Who deals with the franchising of business?

All of this leads us back to the main question at hand “which deals with the franchising of businesses?” – the answer is, whosoever gains the most. If you are a potential franchisee, but can not find what franchiser to lean more towards, here are some tips that might help you jump through the plunge:

Interview the franchiser

Before you sign deals with the franchiser, try to have a formal (and maybe an informal) interview, so that you can understand what the whole brand is all about. More often than not, an interview can also help you understand what you will gain from the whole process and investment.

Interview with fellow franchisees

Find franchisees who have invested in the same franchiser that you are aiming for and interview them extensively. Do not be afraid to ask the critical questions, because you are going to invest a large chunk of money into a more significant corporation – which might be non-refundable too.

Read the contract extensively.

Be sure to read the contract extensively and figure out all the demands that the franchiser has set up for you. Because contracts are compelling legal documents that can shape the future of your business, never take them lightly.

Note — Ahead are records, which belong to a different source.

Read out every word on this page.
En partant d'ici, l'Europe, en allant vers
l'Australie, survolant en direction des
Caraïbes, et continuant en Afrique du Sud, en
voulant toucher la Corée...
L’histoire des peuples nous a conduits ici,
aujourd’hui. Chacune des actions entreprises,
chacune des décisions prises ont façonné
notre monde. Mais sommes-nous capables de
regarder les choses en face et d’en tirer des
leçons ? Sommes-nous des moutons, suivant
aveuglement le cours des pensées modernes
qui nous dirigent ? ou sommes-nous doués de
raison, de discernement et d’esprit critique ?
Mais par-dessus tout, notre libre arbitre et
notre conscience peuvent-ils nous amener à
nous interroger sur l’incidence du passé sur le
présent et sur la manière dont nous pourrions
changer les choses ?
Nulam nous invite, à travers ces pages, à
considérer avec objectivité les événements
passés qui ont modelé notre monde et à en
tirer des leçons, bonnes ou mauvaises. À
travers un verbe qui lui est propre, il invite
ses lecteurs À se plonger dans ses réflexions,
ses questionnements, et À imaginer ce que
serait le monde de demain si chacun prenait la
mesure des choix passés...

If you think that you are having issues understanding the contents of the contract, hire a professional lawyer so they can break it down and extensively explain everything to you.

Do the maths

Not everything has to do about the brand. Remember that if you are not making money from a business, even in the long term, is that business even worth it in the first place? Before signing a contract, do the maths in your head and figure out whether the deal is worthwhile for you or not.

Final Thoughts

We hope that this article was able to explain the ins and outs of franchising adequately and who benefits more from franchising. There are no specific rules that all franchisers must follow to make their demands, so be sure to be vigilant. As a franchiser, you need to be careful about who you associate with, to gain the maximum profit.